Salicylic acid, the active ingredient in aspirin, is most known for its association with willow, but it is also found in other plants such as meadowsweet and wintergreen.

The other common analgesic, paracetamol, was developed in 1893, initially as acetaminopren (it only became paracetamol in 1953 and is known as acetaminophen in USA.)

Nowadays, there is a $20 billion market in analgesics and $4billion needed to treat side-effects (statistics from the Daily Telegraph suggest that 2000 deaths per annum are due to aspirin alone!)

Returning to opiates: Henry Knowles Beecher (1904-1976) was the godfather of modern analgesia. In 1946, he wrote about pain in men wounded in battle. He recommended in a paper published in the prestigious journal JAMA, that the optimum dose of morphine should be 10mg, 6 hourly intramuscularly post-op. He set the scene for opiate use since then.

Since the mid-70s, scientists have uncovered information about endogenous (body's own) opiate receptors, and in the 90s, it became possible to clone some of these receptors and genetically engineer mice with or without these receptors in order to study the effects of pain.

Spinal opiates were first used as long ago as 1901 (Katwatal in Japan used intrathecal morphine) but it was not until animal work in the 70s that opiates were first introduced in humans as supplementary to anaesthetics.

In 1979, Wang et al used selective spinal analgesia and Behar et al used epidural morphine.
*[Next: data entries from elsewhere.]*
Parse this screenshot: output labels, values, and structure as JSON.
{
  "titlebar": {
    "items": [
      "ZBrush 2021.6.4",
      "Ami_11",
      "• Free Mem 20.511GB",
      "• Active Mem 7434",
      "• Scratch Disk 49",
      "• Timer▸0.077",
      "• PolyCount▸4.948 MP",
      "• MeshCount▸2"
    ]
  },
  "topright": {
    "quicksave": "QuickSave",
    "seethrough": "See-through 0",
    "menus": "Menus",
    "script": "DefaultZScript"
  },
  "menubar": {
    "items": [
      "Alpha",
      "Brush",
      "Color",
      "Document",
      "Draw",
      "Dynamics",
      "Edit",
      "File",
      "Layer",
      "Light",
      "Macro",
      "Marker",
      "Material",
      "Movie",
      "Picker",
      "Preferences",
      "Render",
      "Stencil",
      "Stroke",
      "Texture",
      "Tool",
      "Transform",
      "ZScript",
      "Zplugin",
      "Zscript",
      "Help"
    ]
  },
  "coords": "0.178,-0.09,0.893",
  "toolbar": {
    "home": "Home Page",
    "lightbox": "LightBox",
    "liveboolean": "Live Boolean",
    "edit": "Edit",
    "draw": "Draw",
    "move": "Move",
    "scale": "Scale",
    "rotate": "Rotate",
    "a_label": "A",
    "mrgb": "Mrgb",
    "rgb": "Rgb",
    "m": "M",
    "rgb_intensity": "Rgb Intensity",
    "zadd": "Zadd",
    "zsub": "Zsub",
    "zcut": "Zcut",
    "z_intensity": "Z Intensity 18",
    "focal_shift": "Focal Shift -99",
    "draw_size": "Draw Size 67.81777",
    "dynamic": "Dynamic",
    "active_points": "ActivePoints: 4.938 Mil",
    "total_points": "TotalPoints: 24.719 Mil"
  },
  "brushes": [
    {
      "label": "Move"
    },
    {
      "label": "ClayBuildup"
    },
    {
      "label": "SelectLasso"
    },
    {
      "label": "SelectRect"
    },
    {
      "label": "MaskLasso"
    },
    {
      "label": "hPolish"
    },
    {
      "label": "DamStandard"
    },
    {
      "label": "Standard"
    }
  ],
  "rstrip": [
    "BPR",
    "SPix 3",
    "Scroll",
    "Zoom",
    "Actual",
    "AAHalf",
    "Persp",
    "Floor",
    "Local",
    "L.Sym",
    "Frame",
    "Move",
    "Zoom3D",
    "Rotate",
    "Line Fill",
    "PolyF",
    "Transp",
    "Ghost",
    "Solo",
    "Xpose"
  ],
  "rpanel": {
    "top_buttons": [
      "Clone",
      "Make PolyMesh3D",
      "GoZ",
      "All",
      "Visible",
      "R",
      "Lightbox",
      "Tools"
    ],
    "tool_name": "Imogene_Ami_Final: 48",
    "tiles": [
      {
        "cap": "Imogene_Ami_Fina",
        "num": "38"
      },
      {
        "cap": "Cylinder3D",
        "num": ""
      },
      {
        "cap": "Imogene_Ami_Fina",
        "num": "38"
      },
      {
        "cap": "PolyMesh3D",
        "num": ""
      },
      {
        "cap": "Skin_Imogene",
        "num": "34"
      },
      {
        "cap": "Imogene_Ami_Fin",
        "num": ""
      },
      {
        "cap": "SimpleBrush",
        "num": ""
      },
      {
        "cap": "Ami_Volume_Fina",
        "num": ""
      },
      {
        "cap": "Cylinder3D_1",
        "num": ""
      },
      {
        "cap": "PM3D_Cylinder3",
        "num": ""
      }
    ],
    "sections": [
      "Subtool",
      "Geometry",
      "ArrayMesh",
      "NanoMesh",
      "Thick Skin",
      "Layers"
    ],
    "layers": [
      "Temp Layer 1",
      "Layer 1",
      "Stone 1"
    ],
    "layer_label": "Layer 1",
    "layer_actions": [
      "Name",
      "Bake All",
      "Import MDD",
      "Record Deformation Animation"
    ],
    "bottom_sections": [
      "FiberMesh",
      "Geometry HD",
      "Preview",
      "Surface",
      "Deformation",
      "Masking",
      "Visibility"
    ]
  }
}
In 1985, combined local anaesthetic and morphine was used by Rucci et al.

In 1986, epidural/spinal clonidine was introduced (by Kalia) and also epidural ketamine, (these last 2 drugs are not opiates)

THE WAY FORWARD:

There are some 30-40 chemicals in what is known as the "inflammatory soup" that is triggered by damage. As mentioned before, nerve growth factor (NGF) looks as if it may be a suitable target, but there are a number of others that need investigating.